Nice fish! I keep catching largemouth, but I am targeting smallies. I have only one smallie so far this year. I got out today on the Hocking and only got one largemouth. How do I catch the smallies?


----------



## RiverWader (Apr 1, 2006)

what was the water like?


----------



## justin3687 (May 29, 2009)

alock0889 said:


> Nice fish! I keep catching largemouth, but I am targeting smallies. I have only one smallie so far this year. I got out today on the Hocking and only got one largemouth. How do I catch the smallies?


Green pumkin tube Jigs with some garlic chartruse dipped on the end and Jigs and crank baits but tubes are cheap and fish well in cover Texas rigged. 

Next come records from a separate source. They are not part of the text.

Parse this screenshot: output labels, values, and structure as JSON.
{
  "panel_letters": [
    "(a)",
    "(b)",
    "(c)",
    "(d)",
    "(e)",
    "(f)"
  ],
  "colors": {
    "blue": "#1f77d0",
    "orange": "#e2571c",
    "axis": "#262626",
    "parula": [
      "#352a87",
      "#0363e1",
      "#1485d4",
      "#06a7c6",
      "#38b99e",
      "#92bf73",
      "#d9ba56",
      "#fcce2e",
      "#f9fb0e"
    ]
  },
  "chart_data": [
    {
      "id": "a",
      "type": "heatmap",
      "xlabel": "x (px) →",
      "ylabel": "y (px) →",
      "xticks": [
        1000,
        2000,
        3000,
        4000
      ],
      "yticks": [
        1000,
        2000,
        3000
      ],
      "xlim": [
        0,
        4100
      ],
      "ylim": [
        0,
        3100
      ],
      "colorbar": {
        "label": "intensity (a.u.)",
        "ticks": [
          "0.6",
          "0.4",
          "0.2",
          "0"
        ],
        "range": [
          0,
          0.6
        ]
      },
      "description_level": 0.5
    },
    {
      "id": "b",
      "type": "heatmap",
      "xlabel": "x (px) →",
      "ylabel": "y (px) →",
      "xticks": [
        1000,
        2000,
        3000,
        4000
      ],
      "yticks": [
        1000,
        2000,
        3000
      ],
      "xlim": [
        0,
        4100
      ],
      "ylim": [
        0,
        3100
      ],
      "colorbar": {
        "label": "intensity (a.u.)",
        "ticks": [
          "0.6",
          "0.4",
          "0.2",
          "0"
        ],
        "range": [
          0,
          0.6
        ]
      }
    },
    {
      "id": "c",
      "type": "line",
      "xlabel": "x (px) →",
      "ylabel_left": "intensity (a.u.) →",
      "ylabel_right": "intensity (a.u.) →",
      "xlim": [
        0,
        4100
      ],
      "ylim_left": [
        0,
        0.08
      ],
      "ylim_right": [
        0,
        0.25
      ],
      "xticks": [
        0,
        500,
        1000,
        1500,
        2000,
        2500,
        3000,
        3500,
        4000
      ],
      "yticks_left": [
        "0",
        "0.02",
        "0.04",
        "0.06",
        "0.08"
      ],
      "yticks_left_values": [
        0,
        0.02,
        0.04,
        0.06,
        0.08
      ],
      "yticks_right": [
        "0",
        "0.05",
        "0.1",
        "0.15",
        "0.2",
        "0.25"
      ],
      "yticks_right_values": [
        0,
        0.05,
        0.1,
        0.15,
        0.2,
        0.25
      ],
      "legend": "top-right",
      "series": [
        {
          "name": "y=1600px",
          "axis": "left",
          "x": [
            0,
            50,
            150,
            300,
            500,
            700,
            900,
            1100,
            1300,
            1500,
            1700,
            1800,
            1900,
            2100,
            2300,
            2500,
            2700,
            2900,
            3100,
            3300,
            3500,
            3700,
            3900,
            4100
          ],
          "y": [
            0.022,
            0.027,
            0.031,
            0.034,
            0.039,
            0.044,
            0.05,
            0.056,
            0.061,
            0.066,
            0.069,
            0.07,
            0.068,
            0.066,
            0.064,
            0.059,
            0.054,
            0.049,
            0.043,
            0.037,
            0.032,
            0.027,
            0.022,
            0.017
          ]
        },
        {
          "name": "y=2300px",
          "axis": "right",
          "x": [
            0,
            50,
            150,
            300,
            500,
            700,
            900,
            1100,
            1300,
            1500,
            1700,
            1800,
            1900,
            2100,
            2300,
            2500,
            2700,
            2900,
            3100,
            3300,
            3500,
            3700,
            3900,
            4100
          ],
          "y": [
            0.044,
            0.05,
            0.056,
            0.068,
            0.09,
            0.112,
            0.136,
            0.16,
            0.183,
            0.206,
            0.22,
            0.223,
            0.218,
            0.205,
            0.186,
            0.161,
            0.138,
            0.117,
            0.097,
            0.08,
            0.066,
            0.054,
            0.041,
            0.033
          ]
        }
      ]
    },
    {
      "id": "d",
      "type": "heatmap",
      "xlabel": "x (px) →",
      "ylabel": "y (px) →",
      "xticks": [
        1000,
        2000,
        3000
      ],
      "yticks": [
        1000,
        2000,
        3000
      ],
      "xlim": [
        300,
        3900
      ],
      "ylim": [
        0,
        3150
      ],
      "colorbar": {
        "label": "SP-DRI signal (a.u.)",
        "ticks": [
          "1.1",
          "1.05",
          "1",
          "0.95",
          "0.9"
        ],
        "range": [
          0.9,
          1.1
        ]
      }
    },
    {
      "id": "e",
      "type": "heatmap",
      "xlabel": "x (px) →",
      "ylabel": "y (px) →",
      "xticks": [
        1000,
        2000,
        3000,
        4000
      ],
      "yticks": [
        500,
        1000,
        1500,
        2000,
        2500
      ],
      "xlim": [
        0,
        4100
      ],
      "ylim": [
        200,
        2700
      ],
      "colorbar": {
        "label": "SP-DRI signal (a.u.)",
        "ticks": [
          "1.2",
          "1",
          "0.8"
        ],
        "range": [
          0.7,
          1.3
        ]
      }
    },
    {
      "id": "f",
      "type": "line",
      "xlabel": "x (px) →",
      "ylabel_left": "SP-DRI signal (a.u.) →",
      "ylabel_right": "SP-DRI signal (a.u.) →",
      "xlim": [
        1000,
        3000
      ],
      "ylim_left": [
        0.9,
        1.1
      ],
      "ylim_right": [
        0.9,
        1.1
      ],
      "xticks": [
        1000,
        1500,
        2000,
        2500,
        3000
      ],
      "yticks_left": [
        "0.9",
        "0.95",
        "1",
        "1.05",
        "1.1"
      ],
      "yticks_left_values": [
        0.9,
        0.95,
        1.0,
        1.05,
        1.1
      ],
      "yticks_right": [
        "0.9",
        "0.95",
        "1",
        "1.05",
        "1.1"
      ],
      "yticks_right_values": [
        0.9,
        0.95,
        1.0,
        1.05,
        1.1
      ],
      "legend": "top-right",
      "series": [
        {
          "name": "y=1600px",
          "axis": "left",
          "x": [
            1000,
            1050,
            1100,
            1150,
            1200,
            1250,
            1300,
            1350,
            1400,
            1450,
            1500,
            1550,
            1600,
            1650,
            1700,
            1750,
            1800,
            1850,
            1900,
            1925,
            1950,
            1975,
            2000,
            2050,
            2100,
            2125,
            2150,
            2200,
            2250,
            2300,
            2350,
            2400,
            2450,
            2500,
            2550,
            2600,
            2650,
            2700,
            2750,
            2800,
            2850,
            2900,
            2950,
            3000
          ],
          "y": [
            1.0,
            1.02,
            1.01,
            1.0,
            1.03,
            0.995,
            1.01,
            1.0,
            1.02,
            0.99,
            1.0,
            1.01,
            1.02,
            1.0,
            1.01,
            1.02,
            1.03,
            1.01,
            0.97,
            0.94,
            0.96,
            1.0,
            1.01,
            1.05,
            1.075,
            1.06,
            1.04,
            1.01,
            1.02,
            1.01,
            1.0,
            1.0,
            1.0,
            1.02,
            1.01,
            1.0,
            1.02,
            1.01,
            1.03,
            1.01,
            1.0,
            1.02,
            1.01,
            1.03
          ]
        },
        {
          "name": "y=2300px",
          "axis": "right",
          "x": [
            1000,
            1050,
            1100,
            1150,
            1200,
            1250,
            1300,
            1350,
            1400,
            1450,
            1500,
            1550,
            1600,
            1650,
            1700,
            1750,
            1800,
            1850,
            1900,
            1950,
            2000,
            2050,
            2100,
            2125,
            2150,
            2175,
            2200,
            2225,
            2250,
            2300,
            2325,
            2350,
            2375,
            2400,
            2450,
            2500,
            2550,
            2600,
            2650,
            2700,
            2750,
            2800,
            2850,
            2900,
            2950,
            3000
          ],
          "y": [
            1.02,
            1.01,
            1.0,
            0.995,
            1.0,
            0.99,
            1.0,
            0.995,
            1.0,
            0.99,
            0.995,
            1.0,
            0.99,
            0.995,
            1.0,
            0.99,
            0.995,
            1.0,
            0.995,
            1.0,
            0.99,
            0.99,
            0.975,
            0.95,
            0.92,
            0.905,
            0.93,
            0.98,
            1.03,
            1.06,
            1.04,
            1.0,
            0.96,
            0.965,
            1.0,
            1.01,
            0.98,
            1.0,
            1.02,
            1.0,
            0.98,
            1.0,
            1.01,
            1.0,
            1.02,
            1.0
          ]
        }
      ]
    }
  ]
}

Outdoor Hub mobile, the outdoor information engine


----------



## alock0889 (Feb 6, 2009)

water was about a foot up and a little muddy, but definitley fishable


----------



## Drahthaar_dude (Aug 28, 2007)

More then likely it is where you are fishing. You can catch both smallies and largemouth in the same spot but usually you will catch one over the other. I used to catch way more spots around Athens then largemouth.


----------



## Engineered_2Fish (Apr 9, 2010)

Awesome fish. That rivers loaded with em


----------



## rbess (Jun 19, 2011)

OU upper hocking above nelsonville?I have always wanted to float the hocking is there any other put ins besides at nelsonville.


----------



## RiverWader (Apr 1, 2006)

You can put in at a few diffrent spots above Nelsonville


----------



## RiverWader (Apr 1, 2006)

Headed out now for a wade of the Hocking, going from the Mill to Stimson.


----------



## Boss hog (Dec 12, 2009)

My son and I caught roughly 30 smallmouth in about 3 hours this morning, The channel cats were eating all lures we thru, Plus floating gulp minnows under a bobber, I caught several on a Mepps spinner, The largest bass was 2 lbs several cats were 2 to 3 lb range, it was a good time


----------



## Smallmouth Crazy (Apr 4, 2006)

Very nice fish.


----------